Insurance fraud includes any act committed with the intent to fraudulently obtain payment from an insurance company. Fraudulent claims cost billions of dollars annually and account for a significant portion of all claims received by insurers. Some of the major areas in which insurance fraud occurs are in the health care, automobile, and property insurance industries.
The severity of insurance crimes range from slightly exaggerated claims to deliberately caused “accidents” or damage. Innocent people are affected by insurance crimes as well – directly, through accidental or purposeful injury or damage, and indirectly as insurance crimes lead to higher premiums.

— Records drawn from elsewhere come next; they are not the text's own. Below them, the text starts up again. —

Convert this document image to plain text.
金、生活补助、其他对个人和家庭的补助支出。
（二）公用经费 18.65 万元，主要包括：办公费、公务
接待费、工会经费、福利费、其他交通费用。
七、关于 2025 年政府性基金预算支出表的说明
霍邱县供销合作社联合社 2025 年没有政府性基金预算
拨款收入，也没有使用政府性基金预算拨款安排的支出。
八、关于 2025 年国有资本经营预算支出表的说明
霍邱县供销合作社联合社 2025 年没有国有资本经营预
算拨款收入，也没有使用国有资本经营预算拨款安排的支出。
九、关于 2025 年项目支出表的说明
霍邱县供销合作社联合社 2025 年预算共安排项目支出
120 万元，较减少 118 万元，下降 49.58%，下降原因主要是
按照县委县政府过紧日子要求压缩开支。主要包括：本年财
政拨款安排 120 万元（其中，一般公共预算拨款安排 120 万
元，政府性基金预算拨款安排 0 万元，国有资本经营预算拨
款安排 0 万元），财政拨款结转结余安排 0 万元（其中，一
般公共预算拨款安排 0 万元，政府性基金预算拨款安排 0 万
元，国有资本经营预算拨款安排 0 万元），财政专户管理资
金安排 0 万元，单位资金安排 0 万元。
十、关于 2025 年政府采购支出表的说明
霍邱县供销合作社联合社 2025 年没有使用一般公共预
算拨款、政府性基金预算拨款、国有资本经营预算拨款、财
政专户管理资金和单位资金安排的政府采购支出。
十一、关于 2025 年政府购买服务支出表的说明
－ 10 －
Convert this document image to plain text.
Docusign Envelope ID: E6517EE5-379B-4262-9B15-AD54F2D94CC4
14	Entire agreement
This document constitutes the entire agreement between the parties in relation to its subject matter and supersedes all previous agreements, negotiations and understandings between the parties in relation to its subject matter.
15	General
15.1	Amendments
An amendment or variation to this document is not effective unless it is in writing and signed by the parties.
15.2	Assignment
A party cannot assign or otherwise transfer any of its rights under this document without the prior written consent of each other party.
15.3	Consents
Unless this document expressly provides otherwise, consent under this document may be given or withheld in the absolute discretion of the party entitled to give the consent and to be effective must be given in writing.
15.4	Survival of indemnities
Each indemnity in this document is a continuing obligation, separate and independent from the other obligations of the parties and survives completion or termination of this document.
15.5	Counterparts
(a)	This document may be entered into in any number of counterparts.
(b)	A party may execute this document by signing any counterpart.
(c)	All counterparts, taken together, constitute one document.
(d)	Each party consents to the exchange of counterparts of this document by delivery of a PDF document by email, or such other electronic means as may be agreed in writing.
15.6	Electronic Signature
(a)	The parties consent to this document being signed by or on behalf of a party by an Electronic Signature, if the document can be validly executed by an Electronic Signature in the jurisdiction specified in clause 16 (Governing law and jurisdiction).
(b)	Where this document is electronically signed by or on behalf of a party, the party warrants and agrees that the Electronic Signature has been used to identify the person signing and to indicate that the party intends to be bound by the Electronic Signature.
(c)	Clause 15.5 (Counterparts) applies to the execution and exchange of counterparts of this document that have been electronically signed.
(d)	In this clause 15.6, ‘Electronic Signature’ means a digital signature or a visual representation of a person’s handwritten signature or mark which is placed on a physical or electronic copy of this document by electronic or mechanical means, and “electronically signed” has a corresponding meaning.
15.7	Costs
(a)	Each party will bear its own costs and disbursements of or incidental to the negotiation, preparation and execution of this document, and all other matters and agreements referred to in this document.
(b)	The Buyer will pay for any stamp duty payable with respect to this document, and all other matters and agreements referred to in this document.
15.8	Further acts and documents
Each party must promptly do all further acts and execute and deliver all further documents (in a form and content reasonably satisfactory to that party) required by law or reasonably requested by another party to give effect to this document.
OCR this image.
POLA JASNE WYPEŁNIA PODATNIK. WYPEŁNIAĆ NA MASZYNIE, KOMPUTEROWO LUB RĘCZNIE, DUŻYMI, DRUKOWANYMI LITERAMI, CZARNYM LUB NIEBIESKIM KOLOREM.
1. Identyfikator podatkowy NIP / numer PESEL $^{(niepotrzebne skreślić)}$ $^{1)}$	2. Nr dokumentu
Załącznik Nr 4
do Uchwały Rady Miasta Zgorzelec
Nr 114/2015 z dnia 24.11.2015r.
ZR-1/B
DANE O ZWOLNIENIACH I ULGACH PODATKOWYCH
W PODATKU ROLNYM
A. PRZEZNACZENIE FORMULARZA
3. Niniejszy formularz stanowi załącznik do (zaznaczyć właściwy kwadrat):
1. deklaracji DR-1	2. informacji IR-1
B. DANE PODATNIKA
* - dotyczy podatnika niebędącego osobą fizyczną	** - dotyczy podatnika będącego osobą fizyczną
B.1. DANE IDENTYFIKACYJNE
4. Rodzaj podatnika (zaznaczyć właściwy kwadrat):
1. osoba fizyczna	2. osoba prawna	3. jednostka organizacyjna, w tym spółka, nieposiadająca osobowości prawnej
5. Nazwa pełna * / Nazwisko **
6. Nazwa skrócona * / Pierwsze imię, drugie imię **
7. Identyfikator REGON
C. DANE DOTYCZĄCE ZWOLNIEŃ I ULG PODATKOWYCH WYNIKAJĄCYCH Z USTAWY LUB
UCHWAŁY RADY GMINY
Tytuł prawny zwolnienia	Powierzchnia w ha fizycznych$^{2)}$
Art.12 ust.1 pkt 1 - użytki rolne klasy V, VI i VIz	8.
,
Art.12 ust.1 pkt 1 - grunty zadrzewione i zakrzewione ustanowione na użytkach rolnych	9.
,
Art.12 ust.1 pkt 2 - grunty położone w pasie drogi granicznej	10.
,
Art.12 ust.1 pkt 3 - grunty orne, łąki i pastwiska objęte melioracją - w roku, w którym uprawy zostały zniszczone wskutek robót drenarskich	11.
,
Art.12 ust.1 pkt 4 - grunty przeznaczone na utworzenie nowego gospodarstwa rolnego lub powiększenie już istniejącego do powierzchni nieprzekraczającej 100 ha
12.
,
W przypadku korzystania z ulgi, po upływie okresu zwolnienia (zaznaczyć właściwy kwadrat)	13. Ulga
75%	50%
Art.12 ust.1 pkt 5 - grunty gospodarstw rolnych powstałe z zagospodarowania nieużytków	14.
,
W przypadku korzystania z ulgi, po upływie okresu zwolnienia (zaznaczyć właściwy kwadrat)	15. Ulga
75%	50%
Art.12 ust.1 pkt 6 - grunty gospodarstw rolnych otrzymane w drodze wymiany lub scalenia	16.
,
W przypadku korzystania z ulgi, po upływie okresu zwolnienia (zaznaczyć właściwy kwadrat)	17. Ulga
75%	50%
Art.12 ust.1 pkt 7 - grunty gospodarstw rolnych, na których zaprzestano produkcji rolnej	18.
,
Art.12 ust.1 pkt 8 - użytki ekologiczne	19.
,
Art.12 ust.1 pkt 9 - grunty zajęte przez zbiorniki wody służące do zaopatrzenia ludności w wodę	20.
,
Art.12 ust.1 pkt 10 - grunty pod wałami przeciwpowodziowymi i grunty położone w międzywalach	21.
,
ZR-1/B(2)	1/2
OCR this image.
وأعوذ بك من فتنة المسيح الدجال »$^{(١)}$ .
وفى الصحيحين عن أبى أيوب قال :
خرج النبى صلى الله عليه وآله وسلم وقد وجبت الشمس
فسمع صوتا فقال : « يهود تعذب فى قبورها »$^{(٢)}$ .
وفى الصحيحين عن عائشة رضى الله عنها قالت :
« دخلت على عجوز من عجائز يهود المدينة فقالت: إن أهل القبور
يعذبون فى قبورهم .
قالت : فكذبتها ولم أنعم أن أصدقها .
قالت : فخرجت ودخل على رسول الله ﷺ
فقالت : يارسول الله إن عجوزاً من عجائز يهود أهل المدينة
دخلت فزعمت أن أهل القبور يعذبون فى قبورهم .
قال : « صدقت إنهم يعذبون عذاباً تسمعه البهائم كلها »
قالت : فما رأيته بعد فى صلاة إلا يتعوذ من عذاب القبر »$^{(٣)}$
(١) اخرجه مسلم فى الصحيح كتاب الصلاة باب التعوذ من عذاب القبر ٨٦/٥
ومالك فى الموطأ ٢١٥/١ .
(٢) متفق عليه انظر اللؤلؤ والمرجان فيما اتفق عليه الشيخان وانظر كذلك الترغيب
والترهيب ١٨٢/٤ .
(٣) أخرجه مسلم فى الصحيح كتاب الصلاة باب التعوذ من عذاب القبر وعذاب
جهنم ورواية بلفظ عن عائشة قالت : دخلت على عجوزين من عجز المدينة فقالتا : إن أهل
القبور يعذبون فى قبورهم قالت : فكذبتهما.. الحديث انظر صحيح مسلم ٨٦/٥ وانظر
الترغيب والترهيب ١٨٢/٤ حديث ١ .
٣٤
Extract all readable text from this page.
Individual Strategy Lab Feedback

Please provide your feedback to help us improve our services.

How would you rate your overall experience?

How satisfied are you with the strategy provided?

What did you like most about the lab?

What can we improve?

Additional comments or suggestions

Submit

Insurance fraud can be classified as one of two types:
- Hard fraud – Occurs when an individual deliberately invents and plans a loss that is covered by their insurance policy in order to receive payment for damages.
- Soft fraud – Also referred to as opportunistic fraud, this type consists of policyholders exaggerating otherwise legitimate claims. For example, claiming more damage than was actually done to a vehicle in an auto accident would constitute soft fraud. This would also include misreporting previous or existing conditions in order to obtain a lower premium on an insurance policy.
Detecting Insurance Fraud
It is cost-prohibitive for insurance companies to have employees check every claim for symptoms of fraud. Thus, many companies use computers and statistical analysis to identify suspicious claims for further investigation. This is done by comparing data about a specific claim to expected values. Both claims adjusters and computers can be trained to identify “red flags,” or symptoms that have often been associated with fraudulent claims in the past. It is important to note that statistical detection does not prove a claim fraudulent; it only identifies suspicious claims that may need further investigation.
Suspicious claims may be submitted to special investigative units (SIUs) which generally consist of experienced claims adjusters with special training in investigating fraudulent insurance claims. These investigators look for certain symptoms associated with fraudulent claims, or otherwise look for evidence of falsification of some kind. This evidence can then be used to deny payment of the claims or to prosecute fraudsters if the violation is serious enough.